I went from in-house nonprofit corporate communications to a healthcare communications agency. While I allowed a year to adjust to the change in pace and format of work (there is a "way" of working in an agency I learned), I still liked being dedicated to one company or institution to support 100% as opposed to being split across different clients. That's just the way I am. So, I recently made the switch back to an in-house setting within a university and am much happier. Although I do miss the multiple resources available in the agency setting and have had to adjust to a much larger bureaucracy, it's still the right fit for me.

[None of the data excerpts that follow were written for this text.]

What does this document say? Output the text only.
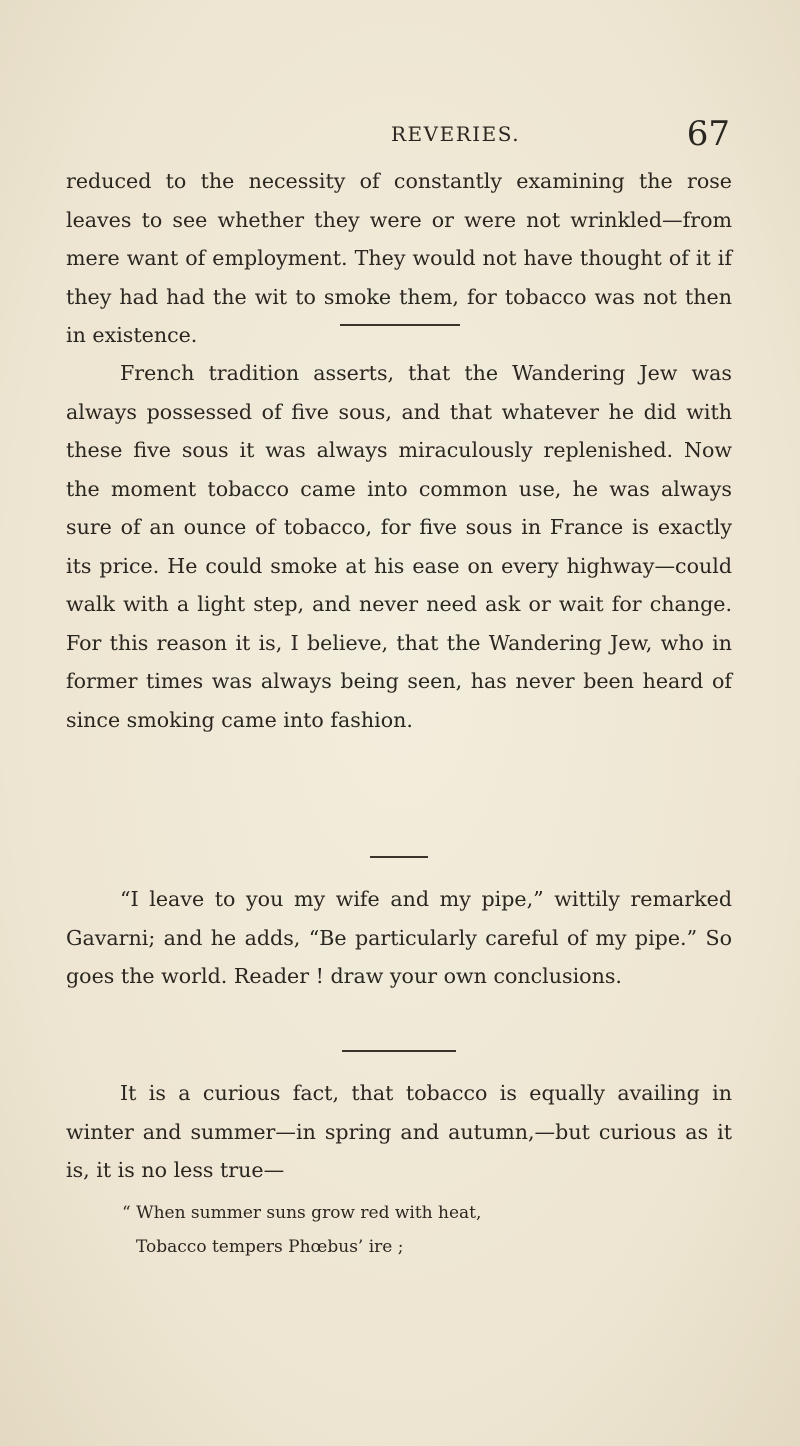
REVERIES.	67

reduced to the necessity of constantly examining the rose leaves to see whether they were or were not wrinkled—from mere want of employment. They would not have thought of it if they had had the wit to smoke them, for tobacco was not then in existence.

French tradition asserts, that the Wandering Jew was always possessed of five sous, and that whatever he did with these five sous it was always miraculously replenished. Now the moment tobacco came into common use, he was always sure of an ounce of tobacco, for five sous in France is exactly its price. He could smoke at his ease on every highway—could walk with a light step, and never need ask or wait for change. For this reason it is, I believe, that the Wandering Jew, who in former times was always being seen, has never been heard of since smoking came into fashion.

“I leave to you my wife and my pipe,” wittily remarked Gavarni; and he adds, “Be particularly careful of my pipe.” So goes the world. Reader ! draw your own conclusions.

It is a curious fact, that tobacco is equally availing in winter and summer—in spring and autumn,—but curious as it is, it is no less true—

“ When summer suns grow red with heat,
Tobacco tempers Phœbus’ ire ;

It all comes down to your personality, your way of working, your skills, a compatible organizational culture and finding a fit for all of that put together. Some folks thrive in agencies and that's great. Others work better in-house and that's not bad either. As they say, "to each his/her own" :)

jennwhinnem
jennwhinnem

@ginidietrich ooh I meant for ME! God bless you & the others who work for agencies. I just couldn't hack it!

jeanineblack
jeanineblack

Very good point, Beth! We've experienced the same thing here. We have our "go-to" reporters at each outlet as well. And yes, when we recently did a complete re-branding of the firm, we hired a fairly small agency to do it for us; although, an agency nonetheless. But we did it for reasons you cited - creativity and collective brainpower. @BethMosher

jeanineblack
jeanineblack

For the duration of time at agencies and freelancing, I happened to stay with one client - a major pediatric hospital. So I completely understand the schedule you lived with Crister. My clients also wore pagers and alternated on-call weekends. In fact, I was often at the hospital, myself, at off-times to accommodate doctors and other personnel when doing interviews for stories,etc. I guess the difference btw that and an agency, though, is that at agencies, big ones, esp., the 40+ hour weeks are driven by billable hour quotas rather than the type of job. I.e. there is an expectation that you work overtime and weekends to meet and beat those quotas to climb the ladder and beat your competition. That's the difference I was trying to make between corporate and agency. Not to say that corporate doesn't work just as hard, but I think there are different motivations. BTW, I loved my hospital clients and loved working for them. We felt like part of the staff. We still keep in touch. :) @CristerDelaCruz

jeanineblack
jeanineblack

Anthony, you touched on a frustration that I think many of us on the corporate side, especially, experience and share with you - no one knows what the heck we do! And it is a challenge to get them to understand. @markraganceo of Ragan PR once tweeted "It can be exhausting explaining what you do to strangers when you work in this business." But, as I also wrote above, the reason they don't know what you do is because they can't do it, which means you bring that much more value to their team and they need your talents that much more. They may not understand how you do it, but they'll appreciate the results! @Anthony_Rodriguez

jeanineblack
jeanineblack

I think those are the hidden secrets of going corporate - the wide variety of projects, the level of creativity used and yes, that we are involved in overall strategy vs. tactics. Thank you, that is a great point that I didn't mention above! When with an agency, you should always be strategic when working with a client and sometimes you'll brought in to develop a plan, provide consultation, conduct research, etc. but in-house corporate, you often find yourself part of the management team affecting business strategy on a daily basis. @beckymochaface

jeanineblack
jeanineblack

You make a very good point, Krista. It's the difference between knowing a lot about one thing or knowing a little about a lot of things. Neither are wrong. And we have experts and leaders who operate in both ways. Again, it has to be what's right for you. @Krista

jeanineblack
jeanineblack

"hidden secrets"? LOL. How about "hidden gems"?